Patient “no-shows” cost the U.S. healthcare system $150 billion annually. Outpatient facilities and hospital-owned clinics will often use secure messaging for patient outreach. Secure SMS reminders have a 98% open rate, and most texts are read within minutes, making them an excellent way to send appointment reminders and engage with patients.
Secure messaging apps can pay for themselves. However, healthcare organizations need to avoid having tools that staff don’t even use. If you’re thinking about a secure messaging platform for your organization, consider how staff from various departments can use it to better manage workflows and patient flows.
While almost everyone in a hospital benefits from faster communication, certain roles experience a dramatic shift in safety and efficiency when transitioning from traditional methods, such as pagers or sticky notes, to secure messaging apps.
The biggest winners are those in roles that require high-speed collaboration or the sharing of visual data. As stated earlier, nurses are the primary users of these apps, but secure messaging provides more than texting; they also send and receive encrypted audio, video, and photo files. In practice, a nurse may notice a patient’s wound looks infected. Instead of describing it over the phone, they snap a secure photo and send it to the physician, who instantly sees it and can message back instructions to start IV antibiotics and provide an estimated time of when they will be there in person.
On-call physicians and specialists benefit most from role-based messaging, which routes texts to the person on-call rather than a specific name. It prevents messages from being sent to doctors who are off duty, and it allows specialists to review data (such as EKG strips) on their phones while moving between rooms.
For example, if an ER doctor needs a neurology consult for a potential stroke, instead of looking up the schedule and calling a cell number, they simply message the group labeled “@Neurology_On_Call.” The app automatically alerts the right person on their preferred device.
“Neuro alerts go out to every member of that team, including the CT staff and the Radiologists, using Amtelco Secure Messages.“ Beth Wells, Executive Director of Patient Access and Information for Jackson-Madison County General Hospital in Jackson, Tennessee
Staff members, like case managers and social workers, handle complex logistics when getting a patient out of the hospital and into rehab or home care. They can coordinate with multiple departments (pharmacy, transport, physical therapy) in one group thread rather than making five separate phone calls.
In the real world, a social worker can start a group chat for a patient being discharged. They message the pharmacist for the home meds, the physical therapist for the walker, and the transport team for the ride home—all in one place to ensure nothing is forgotten.

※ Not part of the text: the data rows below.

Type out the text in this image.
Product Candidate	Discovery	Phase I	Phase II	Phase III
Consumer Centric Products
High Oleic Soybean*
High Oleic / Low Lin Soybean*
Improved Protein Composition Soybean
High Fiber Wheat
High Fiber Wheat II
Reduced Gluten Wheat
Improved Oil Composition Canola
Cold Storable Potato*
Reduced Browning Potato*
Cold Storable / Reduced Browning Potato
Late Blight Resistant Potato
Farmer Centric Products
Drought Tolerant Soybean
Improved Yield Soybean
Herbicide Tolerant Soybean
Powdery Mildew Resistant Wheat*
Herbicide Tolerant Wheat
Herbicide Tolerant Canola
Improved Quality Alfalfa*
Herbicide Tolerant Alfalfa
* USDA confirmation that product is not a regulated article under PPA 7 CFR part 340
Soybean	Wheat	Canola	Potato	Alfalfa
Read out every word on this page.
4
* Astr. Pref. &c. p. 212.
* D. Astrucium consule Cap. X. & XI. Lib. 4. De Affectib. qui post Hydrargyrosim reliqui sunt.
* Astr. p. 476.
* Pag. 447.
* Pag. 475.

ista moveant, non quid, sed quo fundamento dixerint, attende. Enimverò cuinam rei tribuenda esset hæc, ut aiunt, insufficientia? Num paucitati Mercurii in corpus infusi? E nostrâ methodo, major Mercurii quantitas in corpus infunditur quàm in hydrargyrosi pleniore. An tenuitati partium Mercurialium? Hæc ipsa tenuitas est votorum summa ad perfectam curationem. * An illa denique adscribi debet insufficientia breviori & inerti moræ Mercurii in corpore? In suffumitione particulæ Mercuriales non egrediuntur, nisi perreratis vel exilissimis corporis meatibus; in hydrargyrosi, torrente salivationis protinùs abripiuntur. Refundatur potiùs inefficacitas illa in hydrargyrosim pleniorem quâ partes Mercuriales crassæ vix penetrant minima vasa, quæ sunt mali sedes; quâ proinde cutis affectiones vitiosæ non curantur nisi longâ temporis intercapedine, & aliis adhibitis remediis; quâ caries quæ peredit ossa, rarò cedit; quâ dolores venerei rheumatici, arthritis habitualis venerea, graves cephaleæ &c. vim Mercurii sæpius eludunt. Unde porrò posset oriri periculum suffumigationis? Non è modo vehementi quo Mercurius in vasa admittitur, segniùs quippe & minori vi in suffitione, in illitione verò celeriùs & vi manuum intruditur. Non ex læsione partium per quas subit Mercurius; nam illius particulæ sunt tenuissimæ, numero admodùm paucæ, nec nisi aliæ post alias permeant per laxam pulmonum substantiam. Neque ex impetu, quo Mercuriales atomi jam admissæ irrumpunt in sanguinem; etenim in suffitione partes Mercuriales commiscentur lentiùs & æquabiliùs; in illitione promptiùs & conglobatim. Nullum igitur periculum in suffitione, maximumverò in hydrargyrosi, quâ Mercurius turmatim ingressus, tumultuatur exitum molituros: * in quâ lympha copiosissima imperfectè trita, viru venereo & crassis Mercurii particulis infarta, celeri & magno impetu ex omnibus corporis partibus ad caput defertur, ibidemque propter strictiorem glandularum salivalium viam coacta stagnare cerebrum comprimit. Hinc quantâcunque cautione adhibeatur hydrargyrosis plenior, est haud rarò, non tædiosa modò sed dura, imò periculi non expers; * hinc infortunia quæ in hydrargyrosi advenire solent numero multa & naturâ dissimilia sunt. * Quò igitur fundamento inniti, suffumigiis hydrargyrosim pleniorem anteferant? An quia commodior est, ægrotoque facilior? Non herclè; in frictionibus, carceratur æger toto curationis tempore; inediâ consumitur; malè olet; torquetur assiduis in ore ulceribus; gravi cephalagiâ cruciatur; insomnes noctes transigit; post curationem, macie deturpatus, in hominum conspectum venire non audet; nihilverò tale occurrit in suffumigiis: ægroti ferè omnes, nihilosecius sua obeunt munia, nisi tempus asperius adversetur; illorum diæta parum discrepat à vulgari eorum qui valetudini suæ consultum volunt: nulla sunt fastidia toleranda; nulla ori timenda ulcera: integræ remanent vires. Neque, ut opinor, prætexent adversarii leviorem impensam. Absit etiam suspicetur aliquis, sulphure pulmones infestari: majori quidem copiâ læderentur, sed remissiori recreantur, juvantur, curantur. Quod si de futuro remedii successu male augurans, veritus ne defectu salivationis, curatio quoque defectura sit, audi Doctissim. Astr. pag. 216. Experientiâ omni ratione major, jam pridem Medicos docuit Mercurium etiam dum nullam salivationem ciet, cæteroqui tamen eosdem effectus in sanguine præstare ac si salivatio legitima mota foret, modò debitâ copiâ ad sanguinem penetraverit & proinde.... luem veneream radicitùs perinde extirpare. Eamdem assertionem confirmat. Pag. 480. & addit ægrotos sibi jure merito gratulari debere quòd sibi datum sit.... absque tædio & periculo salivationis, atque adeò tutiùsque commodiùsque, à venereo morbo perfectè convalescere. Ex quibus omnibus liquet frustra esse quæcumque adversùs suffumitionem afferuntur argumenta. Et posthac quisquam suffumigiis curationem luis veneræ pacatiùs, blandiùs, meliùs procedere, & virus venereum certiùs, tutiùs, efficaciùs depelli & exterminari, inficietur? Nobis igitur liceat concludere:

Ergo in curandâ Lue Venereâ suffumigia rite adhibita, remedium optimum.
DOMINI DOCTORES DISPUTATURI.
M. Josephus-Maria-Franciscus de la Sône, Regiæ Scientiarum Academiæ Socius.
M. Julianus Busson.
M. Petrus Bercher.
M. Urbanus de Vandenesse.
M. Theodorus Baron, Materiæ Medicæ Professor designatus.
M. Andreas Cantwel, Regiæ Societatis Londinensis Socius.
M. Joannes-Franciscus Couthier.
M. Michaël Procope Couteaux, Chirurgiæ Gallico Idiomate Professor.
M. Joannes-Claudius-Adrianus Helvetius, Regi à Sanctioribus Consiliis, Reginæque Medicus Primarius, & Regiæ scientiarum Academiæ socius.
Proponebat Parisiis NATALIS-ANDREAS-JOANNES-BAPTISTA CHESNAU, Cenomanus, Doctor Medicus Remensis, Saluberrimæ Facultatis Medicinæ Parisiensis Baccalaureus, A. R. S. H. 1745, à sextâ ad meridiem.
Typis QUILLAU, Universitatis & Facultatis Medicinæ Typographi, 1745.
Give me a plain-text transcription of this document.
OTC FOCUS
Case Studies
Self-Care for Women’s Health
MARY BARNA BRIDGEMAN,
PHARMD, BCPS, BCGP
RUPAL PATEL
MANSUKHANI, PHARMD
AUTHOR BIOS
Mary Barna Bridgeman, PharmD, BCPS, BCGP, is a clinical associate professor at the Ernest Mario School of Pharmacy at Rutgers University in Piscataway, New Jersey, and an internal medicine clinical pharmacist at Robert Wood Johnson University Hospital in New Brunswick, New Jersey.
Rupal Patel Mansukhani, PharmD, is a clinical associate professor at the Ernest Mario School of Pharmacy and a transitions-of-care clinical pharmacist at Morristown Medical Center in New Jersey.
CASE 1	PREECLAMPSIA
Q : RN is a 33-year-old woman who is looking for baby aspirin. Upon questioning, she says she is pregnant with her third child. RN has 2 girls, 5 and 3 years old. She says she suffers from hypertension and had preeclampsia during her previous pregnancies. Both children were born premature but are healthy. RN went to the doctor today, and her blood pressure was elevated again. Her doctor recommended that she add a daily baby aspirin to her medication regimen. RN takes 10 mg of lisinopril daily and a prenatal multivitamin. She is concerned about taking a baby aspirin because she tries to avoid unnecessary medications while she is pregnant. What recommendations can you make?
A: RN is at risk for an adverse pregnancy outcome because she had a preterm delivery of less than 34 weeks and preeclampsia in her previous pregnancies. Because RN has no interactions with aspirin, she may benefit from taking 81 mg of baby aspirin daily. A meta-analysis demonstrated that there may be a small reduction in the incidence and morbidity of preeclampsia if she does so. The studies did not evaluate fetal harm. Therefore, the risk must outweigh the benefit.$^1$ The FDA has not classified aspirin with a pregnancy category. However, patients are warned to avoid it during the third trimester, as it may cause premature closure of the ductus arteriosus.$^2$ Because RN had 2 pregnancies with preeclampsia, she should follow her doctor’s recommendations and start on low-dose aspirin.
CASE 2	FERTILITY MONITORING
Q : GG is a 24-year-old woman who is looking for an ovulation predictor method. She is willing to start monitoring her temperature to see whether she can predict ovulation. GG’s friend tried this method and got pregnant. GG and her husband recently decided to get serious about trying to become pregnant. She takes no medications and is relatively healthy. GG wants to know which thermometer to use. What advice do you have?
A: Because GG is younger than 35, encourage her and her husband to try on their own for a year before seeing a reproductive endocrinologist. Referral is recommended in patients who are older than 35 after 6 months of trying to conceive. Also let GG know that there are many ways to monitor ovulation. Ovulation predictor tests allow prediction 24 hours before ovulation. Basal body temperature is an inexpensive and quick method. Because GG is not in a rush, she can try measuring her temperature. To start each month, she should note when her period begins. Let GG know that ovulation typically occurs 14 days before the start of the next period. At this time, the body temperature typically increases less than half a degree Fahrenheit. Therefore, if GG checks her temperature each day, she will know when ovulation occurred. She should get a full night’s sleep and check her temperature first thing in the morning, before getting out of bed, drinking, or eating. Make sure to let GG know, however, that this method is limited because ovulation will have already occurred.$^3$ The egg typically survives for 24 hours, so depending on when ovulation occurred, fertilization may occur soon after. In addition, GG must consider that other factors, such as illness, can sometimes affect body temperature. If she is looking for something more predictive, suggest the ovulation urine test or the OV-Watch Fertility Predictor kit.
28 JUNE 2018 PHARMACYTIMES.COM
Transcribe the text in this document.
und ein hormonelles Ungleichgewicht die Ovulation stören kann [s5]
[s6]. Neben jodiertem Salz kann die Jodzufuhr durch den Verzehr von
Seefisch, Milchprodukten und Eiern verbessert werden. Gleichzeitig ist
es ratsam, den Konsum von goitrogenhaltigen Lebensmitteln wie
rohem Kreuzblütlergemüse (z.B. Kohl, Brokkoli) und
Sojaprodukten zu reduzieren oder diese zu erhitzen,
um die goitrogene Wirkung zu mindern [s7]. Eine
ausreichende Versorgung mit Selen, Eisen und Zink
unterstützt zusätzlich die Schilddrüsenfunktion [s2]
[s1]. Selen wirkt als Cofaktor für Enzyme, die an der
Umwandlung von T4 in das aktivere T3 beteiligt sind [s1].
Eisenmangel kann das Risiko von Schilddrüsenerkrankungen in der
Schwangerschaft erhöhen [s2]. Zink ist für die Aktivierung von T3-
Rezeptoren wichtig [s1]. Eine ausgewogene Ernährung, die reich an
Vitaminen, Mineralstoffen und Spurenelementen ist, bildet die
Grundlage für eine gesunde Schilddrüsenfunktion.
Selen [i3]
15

Emergency response teams handle code situations, and every second counts. Secure messaging apps can broadcast STAT alerts that bypass do-not-disturb settings to ensure the entire response team is notified simultaneously.
If a “Code Blue” is triggered, the app sends a high-priority alert to the respiratory therapist, the ICU resident, and the crash-cart nurse. It provides critical links and information about the patient, so the team has the medical history before they even reach the room.
Non-physician staff working in ancillary services, such as the lab, radiology, transport, and environmental services, use these apps to clear bottlenecks that keep patients in hospital beds longer than necessary by automating the hand-off of critical results or tasks. When a patient is discharged, cleaning services can be alerted that a room needs to be cleaned to speed patient turnover.
A lab technician may perform a blood test that reveals a dangerously low potassium level. Instead of calling the unit and being put on hold, they send a critical result alert directly to the attending physician and receive a receipt verifying that the physician has seen the message.